La nueva producción teatral para los medios tecnológicos está poniendo en la palestra virtual un nivel de producción de primer mundo. Los festivales empiezan a preguntar por la calidad de tus videos, si tenés videos que no sean a cámara fija, a tres o a cuatro cámaras HD, con lenguaje audiovisual adaptado a las nuevas exigencias.

Los pagos en línea para quienes usan banca virtual y tarjetas de crédito vuelven a estar in.

El teatro comunitario es otra historia. «No estés pensando cómo volver a la presencialidad, navega en la multiplicidad de opciones para ver teatro en casa». Ya existen esas plataformas, y no hoy. Hace meses, años, solo que en nuestra región ni lo sabíamos.

¿Qué nivel de producción podremos tener en Centroamérica para «ser competitivos» en ese mundo? Con apenas dos salas teatrales en la capital de El Salvador, no hay por el momento ―al menos hasta hoy que estoy escribiendo estas reflexiones― un programa de transmisión en línea que no sea de archivo. Mientras los festivales en línea van y vienen por el mundo, vale decir que solo en Colombia hemos «seguido» alrededor de cuatro festivales en pandemia, en Centroamérica contamos esa misma cantidad por todos los países que nos conforman.

La producción tecnologizada que le está dando vuelta al teatro occidental ha sido una respuesta a cómo suplir los presupuestos salariales de actores, actrices, directores, técnicos y demás en la ingente cantidad de salas nacionales, comerciales, independientes y experimentales que se cuentan en otros países latinoamericanos. Y acorde a esa necesidad de marketing, los recursos para dicha producción.

Pareciera que ante tales condiciones, para bien o para mal, Centroamérica debe seguir esperando con fe el regreso a las salas, por pocas que sean, y producir desde nuestra identidad, para nuestra región.

Solo así, hablando de la aldea para ser universal, podremos competir contra el peso de las plataformas teatrales que se están abriendo paso en las capitales culturales que históricamente han desviado su mirada de esta región, salvo para vernos, o bien con ojos folklóricos o bien con la curiosidad y el recelo hacia nuestras historias de pobreza, violencia y marginalidad.

Acotación antes del apagón final

El virus vino para quedarse y con él una «nueva normalidad» que está imponiéndose más bien como «una nueva normalización».
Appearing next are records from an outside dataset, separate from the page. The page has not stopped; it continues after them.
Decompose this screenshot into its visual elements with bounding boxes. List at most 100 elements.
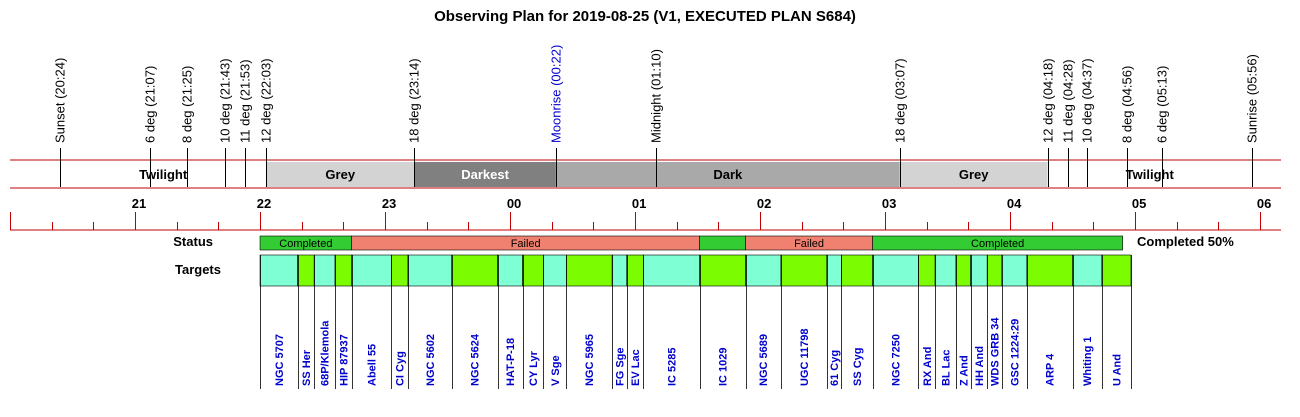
target-name: WDS GRB 34 <box>990 317 1002 386</box>
event-label: Sunset (20:24) <box>53 58 68 143</box>
target-block <box>334 254 353 287</box>
target-block <box>841 254 873 287</box>
event-label: 10 deg (21:43) <box>218 58 233 143</box>
sky-period <box>10 162 61 187</box>
sky-period <box>899 162 1048 187</box>
target-block <box>407 254 453 287</box>
target-block <box>259 254 298 287</box>
target-block <box>918 254 936 287</box>
target-block <box>1101 254 1132 287</box>
target-name: NGC 5689 <box>758 334 770 386</box>
target-block <box>826 254 842 287</box>
target-name: CI Cyg <box>395 351 407 386</box>
event-label: 11 deg (21:53) <box>238 59 253 143</box>
target-name: ARP 4 <box>1045 353 1057 386</box>
hour-tick-label: 03 <box>882 196 896 211</box>
event-label: 8 deg (04:56) <box>1120 66 1135 143</box>
event-label: Moonrise (00:22) <box>549 45 564 143</box>
sky-period <box>555 162 900 187</box>
target-name: V Sge <box>550 355 562 386</box>
status-row-label: Status <box>173 234 213 249</box>
target-name: CY Lyr <box>528 350 540 386</box>
target-name: IC 1029 <box>718 347 730 386</box>
target-name: NGC 5965 <box>584 334 596 386</box>
target-block <box>390 254 409 287</box>
event-label: 8 deg (21:25) <box>180 66 195 143</box>
status-segment <box>872 235 1123 251</box>
status-segment-label: Failed <box>794 238 824 250</box>
event-label: 6 deg (05:13) <box>1155 66 1170 143</box>
target-block <box>872 254 919 287</box>
sky-period <box>1251 162 1281 187</box>
sky-period <box>60 162 267 187</box>
event-label: 10 deg (04:37) <box>1080 58 1095 143</box>
time-axis: 21 22 23 00 01 02 03 04 05 06 <box>10 196 1281 231</box>
target-block <box>451 254 498 287</box>
target-name: NGC 5624 <box>470 333 482 386</box>
target-block <box>986 254 1003 287</box>
target-name: FG Sge <box>614 347 626 386</box>
target-block <box>970 254 988 287</box>
event-label: 6 deg (21:07) <box>143 66 158 143</box>
sky-period-label: Twilight <box>1126 167 1175 182</box>
completion-summary: Completed 50% <box>1137 234 1234 249</box>
target-name: SS Her <box>301 349 313 386</box>
target-block <box>566 254 613 287</box>
target-name: HIP 87937 <box>338 334 350 386</box>
hour-tick-label: 05 <box>1132 196 1146 211</box>
target-block <box>1026 254 1073 287</box>
sky-period-label: Twilight <box>139 167 188 182</box>
target-block <box>745 254 782 287</box>
target-block <box>643 254 700 287</box>
target-name: GSC 1224:29 <box>1009 319 1021 386</box>
target-name: NGC 5602 <box>425 334 437 386</box>
target-block <box>955 254 971 287</box>
sky-period-bar: Twilight Grey Darkest Dark Grey Twilight <box>10 159 1281 189</box>
event-label: 11 deg (04:28) <box>1061 59 1076 143</box>
target-name: Abell 55 <box>367 344 379 386</box>
chart-title: Observing Plan for 2019-08-25 (V1, EXECU… <box>434 8 856 25</box>
sky-period <box>414 162 556 187</box>
target-name: HH And <box>974 346 986 386</box>
target-name: 61 Cyg <box>829 350 841 386</box>
sky-period <box>266 162 415 187</box>
sky-period-label: Dark <box>713 167 743 182</box>
target-name: Z And <box>958 355 970 386</box>
status-row: Status Completed Failed Failed Completed Comp… <box>173 234 1234 251</box>
target-name: EV Lac <box>630 349 642 386</box>
event-label: 18 deg (03:07) <box>893 58 908 143</box>
status-segment <box>699 235 746 251</box>
event-label: Sunrise (05:56) <box>1245 54 1260 143</box>
target-name: Whiting 1 <box>1082 337 1094 387</box>
event-label: 12 deg (04:18) <box>1041 58 1056 143</box>
target-name: UGC 11798 <box>799 329 811 386</box>
target-name: SS Cyg <box>852 347 864 386</box>
target-name: RX And <box>922 347 934 386</box>
hour-tick-label: 00 <box>507 196 521 211</box>
sky-period <box>1047 162 1252 187</box>
event-markers: Sunset (20:24) 6 deg (21:07) 8 deg (21:25)… <box>53 45 1260 187</box>
hour-tick-label: 04 <box>1007 196 1022 211</box>
target-block <box>934 254 957 287</box>
target-name: NGC 7250 <box>891 334 903 386</box>
sky-period-label: Darkest <box>461 167 509 182</box>
targets-row: Targets NGC 5707 SS Her 68P/Klemola HIP 8793… <box>175 254 1132 389</box>
status-segment-label: Completed <box>279 238 332 250</box>
target-block <box>626 254 644 287</box>
hour-tick-label: 01 <box>632 196 646 211</box>
target-block <box>522 254 544 287</box>
event-label: Midnight (01:10) <box>649 49 664 143</box>
targets-row-label: Targets <box>175 262 221 277</box>
hour-tick-label: 23 <box>382 196 396 211</box>
sky-period-label: Grey <box>959 167 989 182</box>
target-name: NGC 5707 <box>274 334 286 386</box>
target-block <box>780 254 828 287</box>
hour-tick-label: 06 <box>1257 196 1271 211</box>
target-block <box>351 254 392 287</box>
target-block <box>313 254 336 287</box>
target-block <box>611 254 628 287</box>
sky-period-label: Grey <box>325 167 355 182</box>
target-block <box>543 254 567 287</box>
event-label: 18 deg (23:14) <box>407 58 422 143</box>
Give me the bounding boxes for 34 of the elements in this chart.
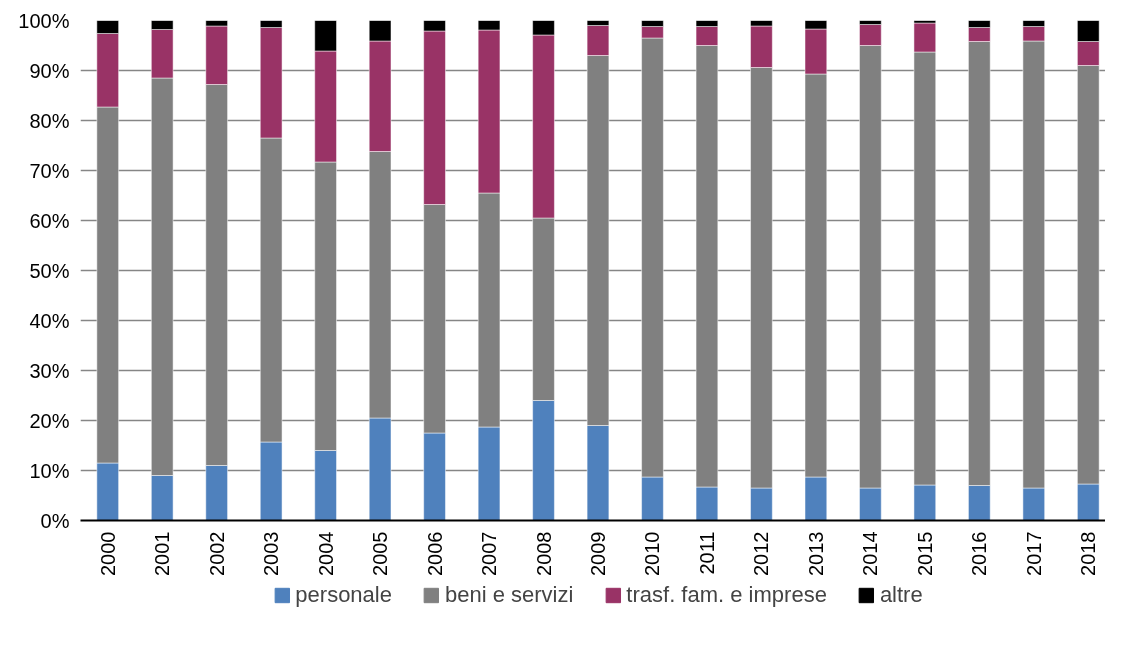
x-tick-label: 2008 <box>532 531 555 576</box>
x-tick-label: 2002 <box>205 531 228 576</box>
legend-label: altre <box>879 582 923 608</box>
x-tick-label: 2009 <box>587 531 609 576</box>
y-tick-label: 50% <box>29 259 70 282</box>
x-tick-label: 2003 <box>260 531 283 576</box>
x-tick-label: 2006 <box>423 531 446 576</box>
x-tick-label: 2010 <box>641 531 664 576</box>
x-tick-label: 2000 <box>96 531 119 576</box>
x-tick-label: 2015 <box>913 531 936 576</box>
y-tick-label: 90% <box>29 59 70 82</box>
x-tick-label: 2011 <box>695 531 718 575</box>
y-tick-label: 30% <box>29 359 70 382</box>
x-tick-label: 2016 <box>968 531 991 576</box>
x-tick-label: 2012 <box>750 531 773 576</box>
y-tick-label: 40% <box>29 309 70 332</box>
x-tick-label: 2007 <box>478 531 501 576</box>
x-tick-label: 2014 <box>859 531 882 576</box>
y-tick-label: 60% <box>29 209 70 232</box>
legend-label: trasf. fam. e imprese <box>626 582 827 608</box>
x-tick-label: 2017 <box>1022 531 1045 576</box>
x-tick-label: 2004 <box>314 531 337 576</box>
legend-label: personale <box>295 582 392 608</box>
y-tick-label: 0% <box>40 509 70 532</box>
x-tick-label: 2001 <box>151 531 174 576</box>
x-tick-label: 2013 <box>804 531 827 576</box>
y-tick-label: 70% <box>29 159 70 182</box>
legend-label: beni e servizi <box>444 582 574 608</box>
y-tick-label: 100% <box>18 9 70 32</box>
y-tick-label: 80% <box>29 109 70 132</box>
y-tick-label: 10% <box>29 459 70 482</box>
y-tick-label: 20% <box>29 409 70 432</box>
x-tick-label: 2018 <box>1077 531 1100 576</box>
x-tick-label: 2005 <box>369 531 392 576</box>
No nos estamos cuestionando muchas cosas, las estamos aceptando como tales. Con la convicción de que esto va a pasar, tarde o temprano, pero mientras tanto ponemos a disposición de los poderes mediáticos nuestro trabajo, nuestro conocimiento, nuestra información, nuestros videos, nuestro nombre. Mientras tanto le hacemos el juego al poder invisible que nos hace creer en la maravilla de esta época, donde no participa el que no quiere, no se vende el que no se ubica y no se transforma el que quiere quedarse estancado en las formas viejas.

Antes del apagón final del virus veremos muchos más cambios y adaptaciones. La esperanza es no perder la humanidad, la ética, el sentido, el compromiso y la fuerza del cuestionamiento con el sentido político inherente al arte y a la educación como material simbólico del pensamiento.

«Si construir conocimiento implica tener un método para formar el tipo de persona que necesita la sociedad, en nuestro caso implica tener un método para formar mediante la no presencia, el artista que sin saberlo, esa sociedad necesita.»